Speaking of acne, I need to share something important.
A couple of weeks ago, I wrote about being Busted by a Five Year Old. The post exposes an adorable little girl who could have been perceived as a heartshattering chatterbox. Instead, she gave me an opportunity to test my mettle. I adored her youthful curiosity and openness.
How did I manage to stay positive when I could have been crushed?
Years before, at 12 years of age, our house in a small prairie town burned to the ground. My older brother and I would soon be in high school so our parents decided it was time to move to the city. I panicked. Besides “bad skin”, I decided I’d feel like a country hick in the midst of hundreds of dazzling, “hip” city kids.
At the end of day one at my new (Junior) High School, two girls approached me. They told me I had to make a decision: which group was I going to belong to? I was astonished. “Well, I don’t want to belong to either group. I don’t know any of you and want to be friends with whomever I please.”
Both girls stood looking at me, speechless. I excused myself and began walking home, relieved to be alone and out of the company of seeming silliness. Why would anyone narrow an opportunity for friendships, I wondered.

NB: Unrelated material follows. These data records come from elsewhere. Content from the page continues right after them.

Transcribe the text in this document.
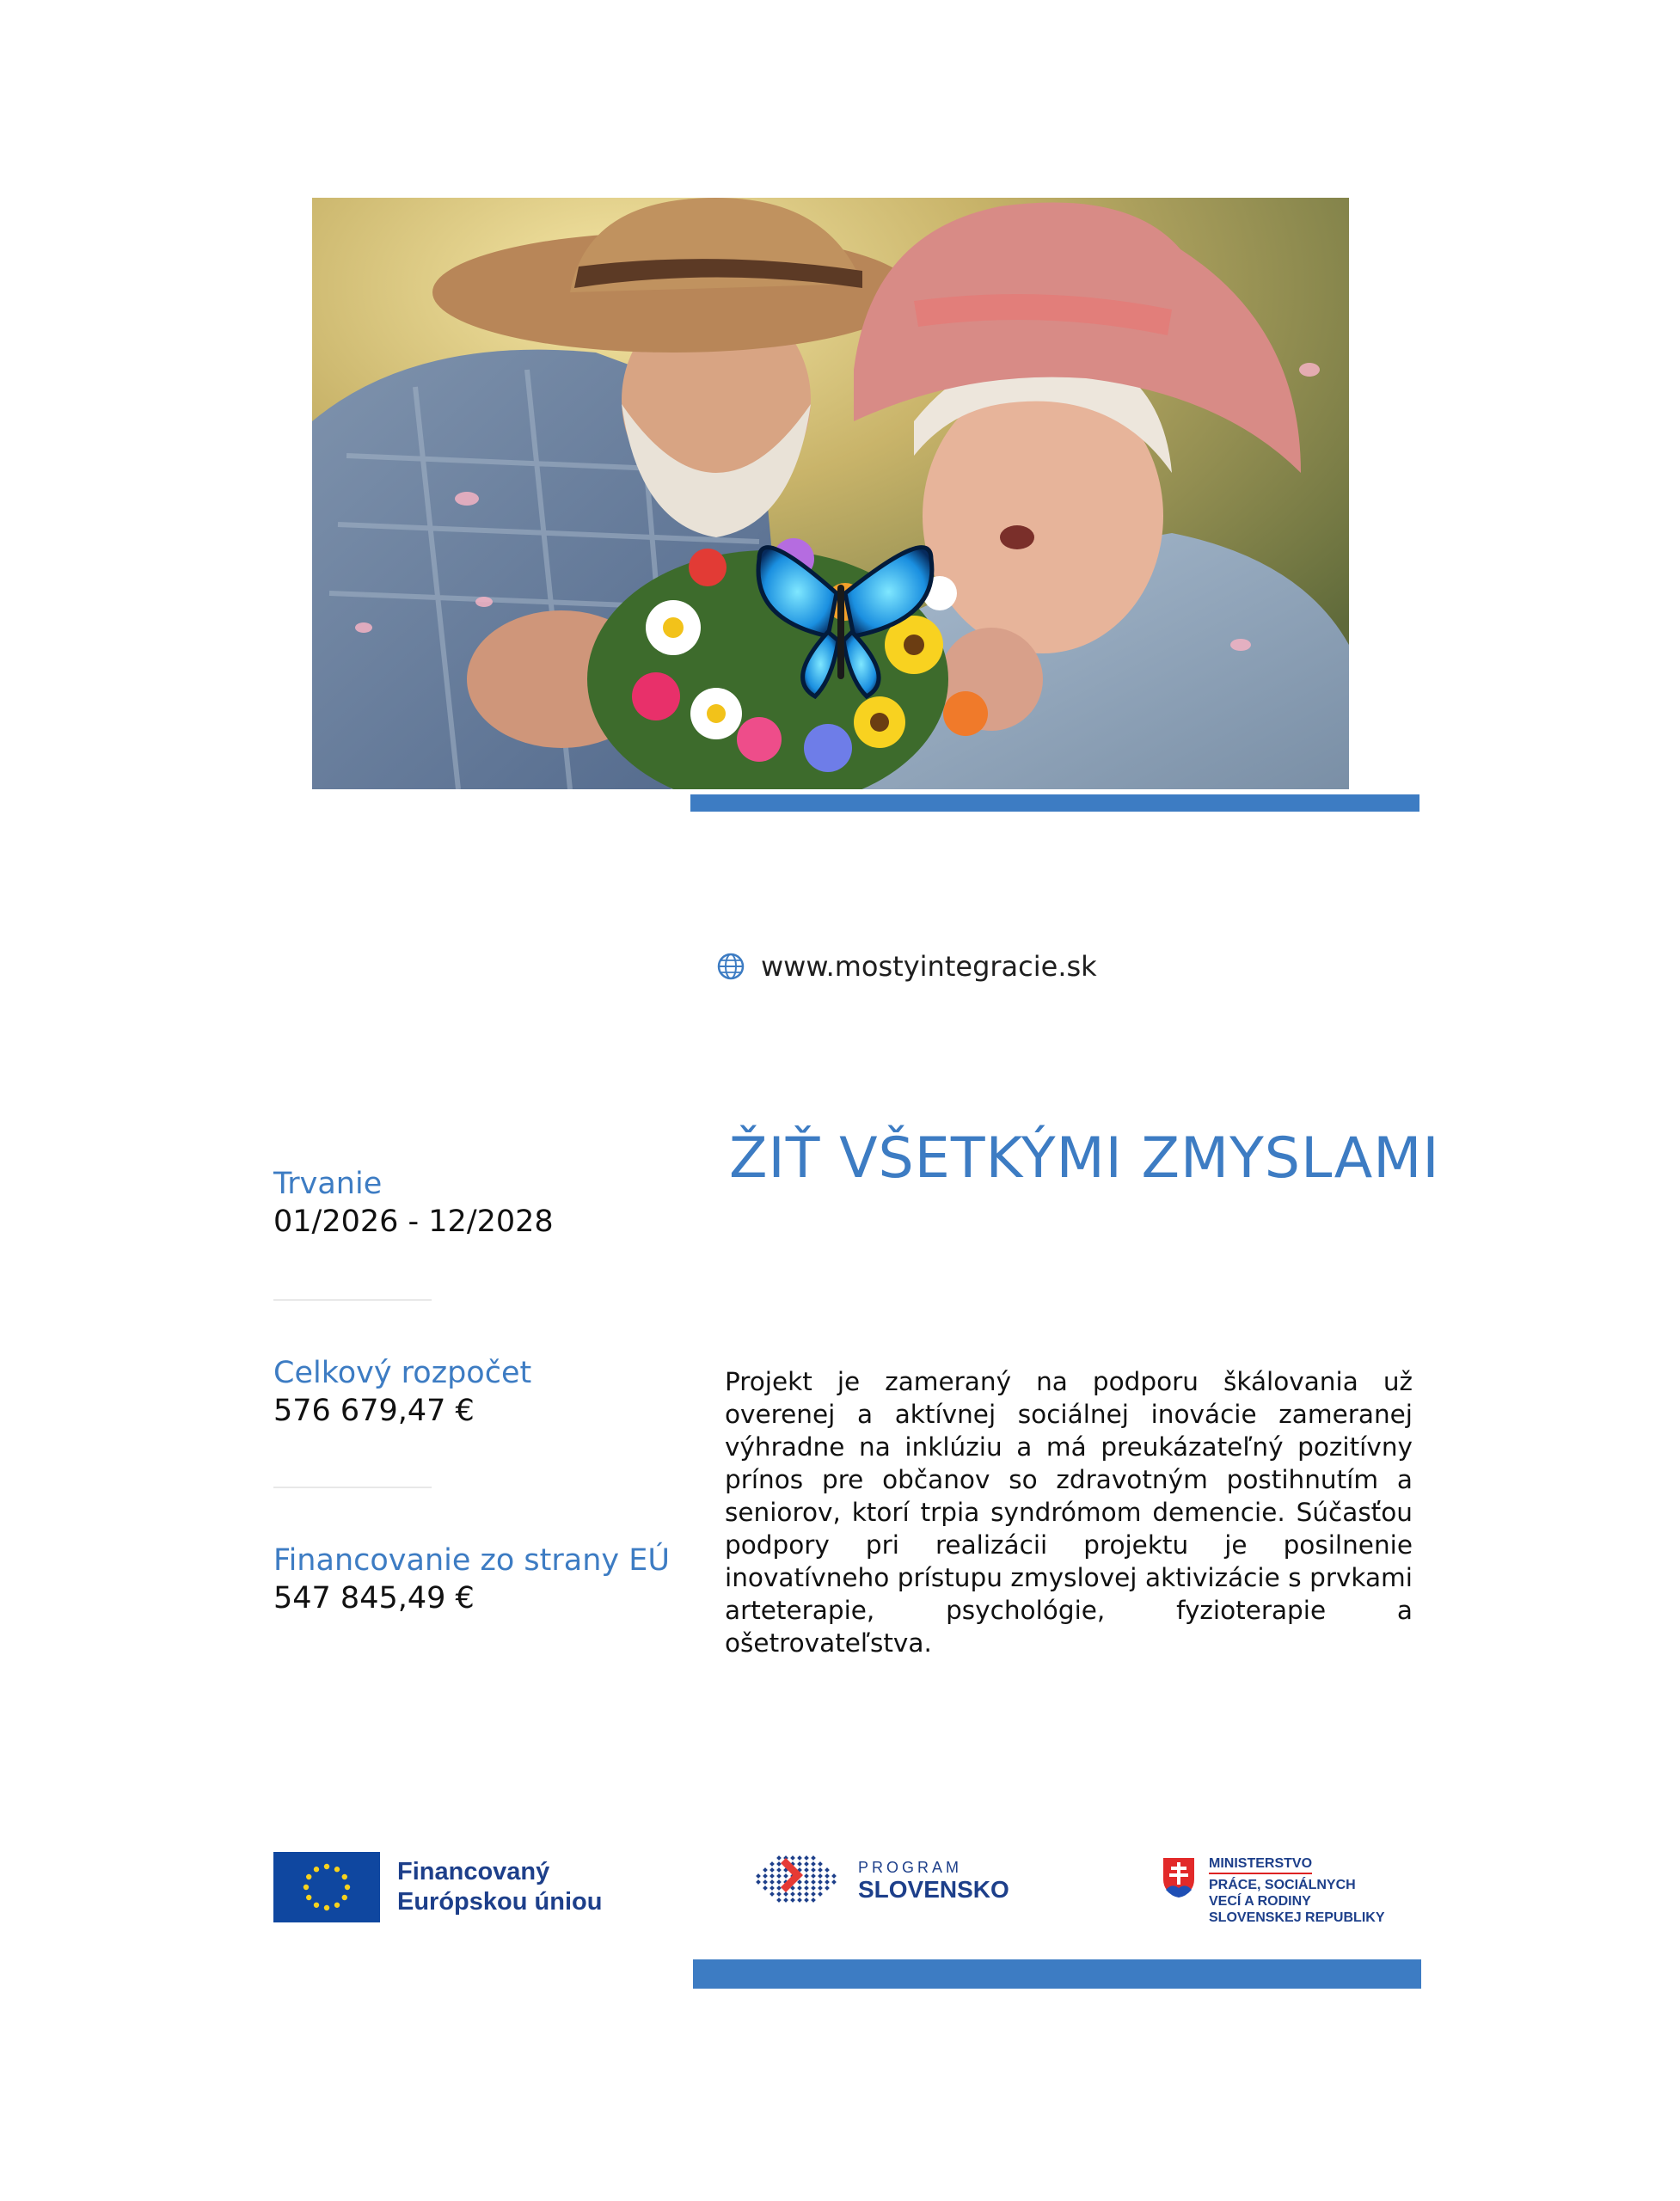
www.mostyintegracie.sk
ŽIŤ VŠETKÝMI ZMYSLAMI
Trvanie
01/2026 - 12/2028
Celkový rozpočet
576 679,47 €
Financovanie zo strany EÚ
547 845,49 €
Projekt je zameraný na podporu škálovania už overenej a aktívnej sociálnej inovácie zameranej výhradne na inklúziu a má preukázateľný pozitívny prínos pre občanov so zdravotným postihnutím a seniorov, ktorí trpia syndrómom demencie. Súčasťou podpory pri realizácii projektu je posilnenie inovatívneho prístupu zmyslovej aktivizácie s prvkami arteterapie, psychológie, fyzioterapie a ošetrovateľstva.
Financovaný
Európskou úniou
PROGRAM
SLOVENSKO
MINISTERSTVO
PRÁCE, SOCIÁLNYCH
VECÍ A RODINY
SLOVENSKEJ REPUBLIKY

Thereafter, both groups were friendly. I sensed the girls respected my standing up to their “leaders”.
My response to the two girls had come automatically. As a young girl with acne, I had come to believe if I wanted friends I first had to be one. The incident at school helped me realize the trump card was personality. Before anybody had a chance to notice my complexion, I made sure they saw a genuine smile that invited a loyal and true friendship. Apparently it worked. Throughout the rest of my high school years, I had many good friends who came from various groups. My boyfriends were young men with values, integrity and respect. I didn’t feel pretty enough to attract the fellows who attracted hordes of girls. My apparent lack of interest caused some of those young men to “check me out”. I shunned them even when I was deeply attracted. I didn’t feel confident enough that I could match their good looks.
Then one of the most popular girls in high school asked me for pointers on how to develop a personality like mine. I felt I’d won an award. I said a sincere prayer of thanks.

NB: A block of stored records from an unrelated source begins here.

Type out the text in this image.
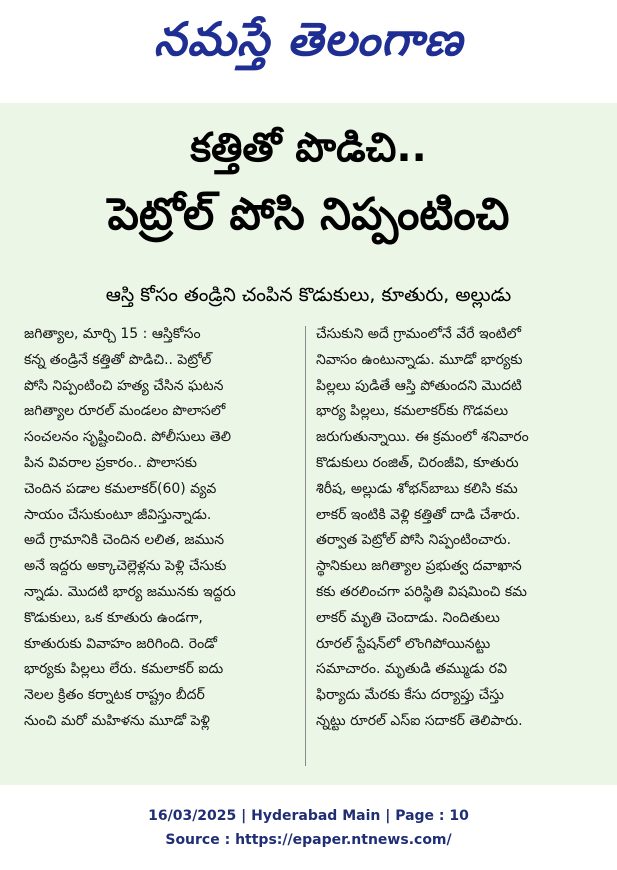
నమస్తే తెలంగాణ
కత్తితో పొడిచి..
పెట్రోల్ పోసి నిప్పంటించి
ఆస్తి కోసం తండ్రిని చంపిన కొడుకులు, కూతురు, అల్లుడు
జగిత్యాల, మార్చి 15 : ఆస్తికోసం
కన్న తండ్రినే కత్తితో పొడిచి.. పెట్రోల్
పోసి నిప్పంటించి హత్య చేసిన ఘటన
జగిత్యాల రూరల్ మండలం పొలాసలో
సంచలనం సృష్టించింది. పోలీసులు తెలి
పిన వివరాల ప్రకారం.. పొలాసకు
చెందిన పడాల కమలాకర్(60) వ్యవ
సాయం చేసుకుంటూ జీవిస్తున్నాడు.
అదే గ్రామానికి చెందిన లలిత, జమున
అనే ఇద్దరు అక్కాచెల్లెళ్లను పెళ్లి చేసుకు
న్నాడు. మొదటి భార్య జమునకు ఇద్దరు
కొడుకులు, ఒక కూతురు ఉండగా,
కూతురుకు వివాహం జరిగింది. రెండో
భార్యకు పిల్లలు లేరు. కమలాకర్ ఐదు
నెలల క్రితం కర్నాటక రాష్ట్రం బీదర్
నుంచి మరో మహిళను మూడో పెళ్లి
చేసుకుని అదే గ్రామంలోనే వేరే ఇంటిలో
నివాసం ఉంటున్నాడు. మూడో భార్యకు
పిల్లలు పుడితే ఆస్తి పోతుందని మొదటి
భార్య పిల్లలు, కమలాకర్‌కు గొడవలు
జరుగుతున్నాయి. ఈ క్రమంలో శనివారం
కొడుకులు రంజిత్, చిరంజీవి, కూతురు
శిరీష, అల్లుడు శోభన్‌బాబు కలిసి కమ
లాకర్ ఇంటికి వెళ్లి కత్తితో దాడి చేశారు.
తర్వాత పెట్రోల్ పోసి నిప్పంటించారు.
స్థానికులు జగిత్యాల ప్రభుత్వ దవాఖాన
కకు తరలించగా పరిస్థితి విషమించి కమ
లాకర్ మృతి చెందాడు. నిందితులు
రూరల్ స్టేషన్‌లో లొంగిపోయినట్టు
సమాచారం. మృతుడి తమ్ముడు రవి
ఫిర్యాదు మేరకు కేసు దర్యాప్తు చేస్తు
న్నట్టు రూరల్ ఎస్ఐ సదాకర్ తెలిపారు.
16/03/2025 | Hyderabad Main | Page : 10
Source : https://epaper.ntnews.com/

By the time I was 25, I’d finished school, traveled Europe, married and begun a career. Throughout each of these monumental stages of life, my acne persisted. In spite of prayers, every pivotal event brought stress and the inevitable outbreak on my complexion.
Around age 25 I learned about a new book, The Hiding Place, by Corrie ten Boom. A true story, Corrie and her sister Betsie were put in a concentration camp as young Dutch girls. Their hut was the worst one and was full of fleas. Corrie complained bitterly to Betsie who told Corrie to thank God for the fleas.

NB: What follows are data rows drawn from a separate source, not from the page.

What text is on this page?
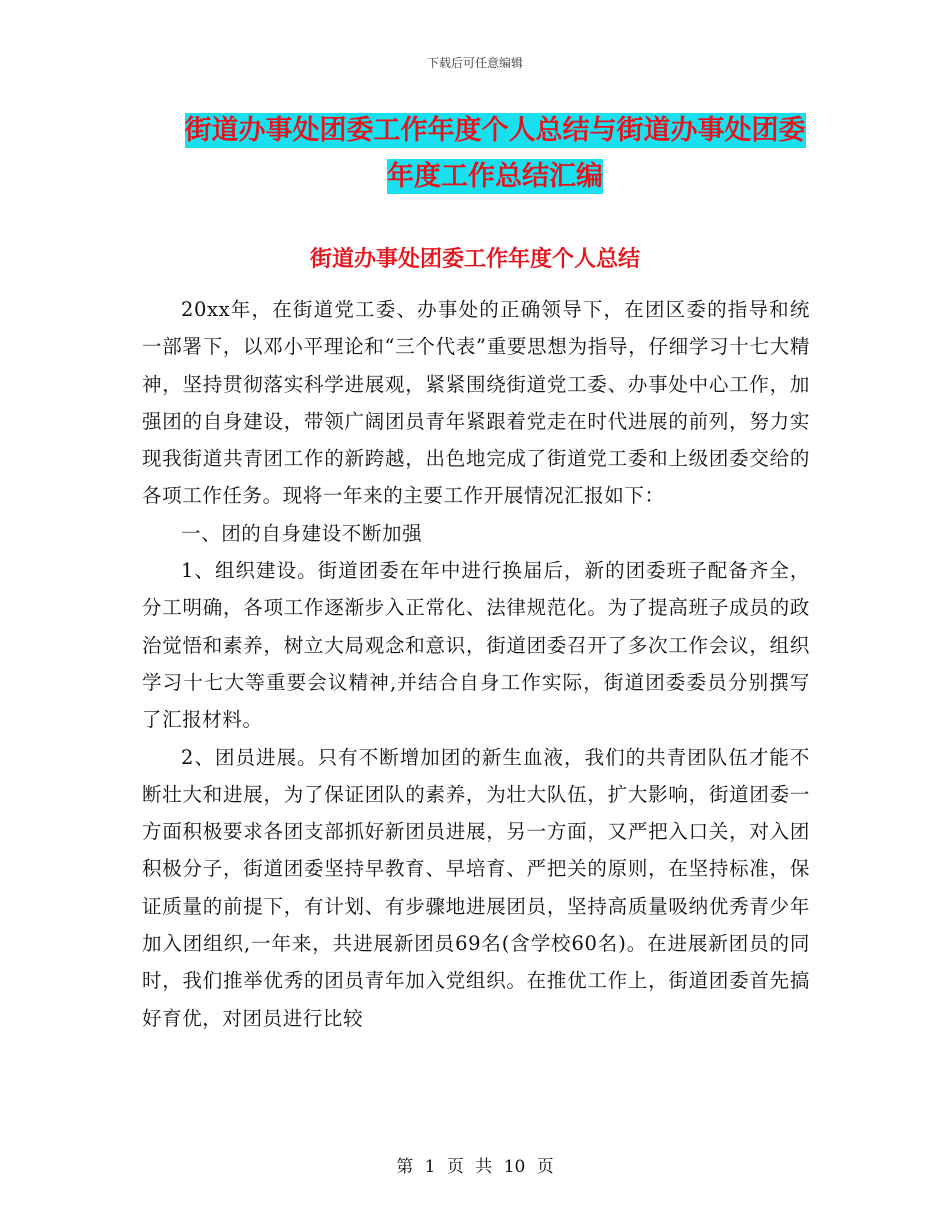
下载后可任意编辑
街道办事处团委工作年度个人总结与街道办事处团委
年度工作总结汇编
街道办事处团委工作年度个人总结

20xx年，在街道党工委、办事处的正确领导下，在团区委的指导和统一部署下，以邓小平理论和“三个代表”重要思想为指导，仔细学习十七大精神，坚持贯彻落实科学进展观，紧紧围绕街道党工委、办事处中心工作，加强团的自身建设，带领广阔团员青年紧跟着党走在时代进展的前列，努力实现我街道共青团工作的新跨越，出色地完成了街道党工委和上级团委交给的各项工作任务。现将一年来的主要工作开展情况汇报如下：

一、团的自身建设不断加强

1、组织建设。街道团委在年中进行换届后，新的团委班子配备齐全，分工明确，各项工作逐渐步入正常化、法律规范化。为了提高班子成员的政治觉悟和素养，树立大局观念和意识，街道团委召开了多次工作会议，组织学习十七大等重要会议精神,并结合自身工作实际，街道团委委员分别撰写了汇报材料。

2、团员进展。只有不断增加团的新生血液，我们的共青团队伍才能不断壮大和进展，为了保证团队的素养，为壮大队伍，扩大影响，街道团委一方面积极要求各团支部抓好新团员进展，另一方面，又严把入口关，对入团积极分子，街道团委坚持早教育、早培育、严把关的原则，在坚持标准，保证质量的前提下，有计划、有步骤地进展团员，坚持高质量吸纳优秀青少年加入团组织,一年来，共进展新团员69名(含学校60名)。在进展新团员的同时，我们推举优秀的团员青年加入党组织。在推优工作上，街道团委首先搞好育优，对团员进行比较

第 1 页 共 10 页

Corrie couldn’t believe her sister could be so daft. Thank God for the fleas that were eating her alive and keeping her awake all night? Yes, Betsie confirmed. Corrie was to get on her knees and thank God for each and every flea.
When Betsie could, she explained. Because of the fleas, the guards were staying away from their hut. The fleas meant a reprise from beatings. They created opportunities to sneak food to women who were starving and near death. The fleas provided freedom to talk and encourage one another. Their presence ensured a sharing of literature and Bible readings. Two sisters were able to stay together.
What a concept! Like a lightning bolt, I decided it was time to say thanks for my pimples. I did so – faithfully. I began seeing all the benefits I’d derived by having acne – from staying away from teenage temptations to keeping character and integrity at the forefront of my life.
I realized how a condition like acne may scar the skin, but it was up to me if I let it scar my soul.
A short time later, I met the dermatologist who gave me the simple solutions that have kept my skin 99% clear for decades. No more antibiotics, no more expensive creams, no more dread of being embarrassed, rejected or ridiculed.
Writing about an enthusiastic five year old reminded me to renew my thanks.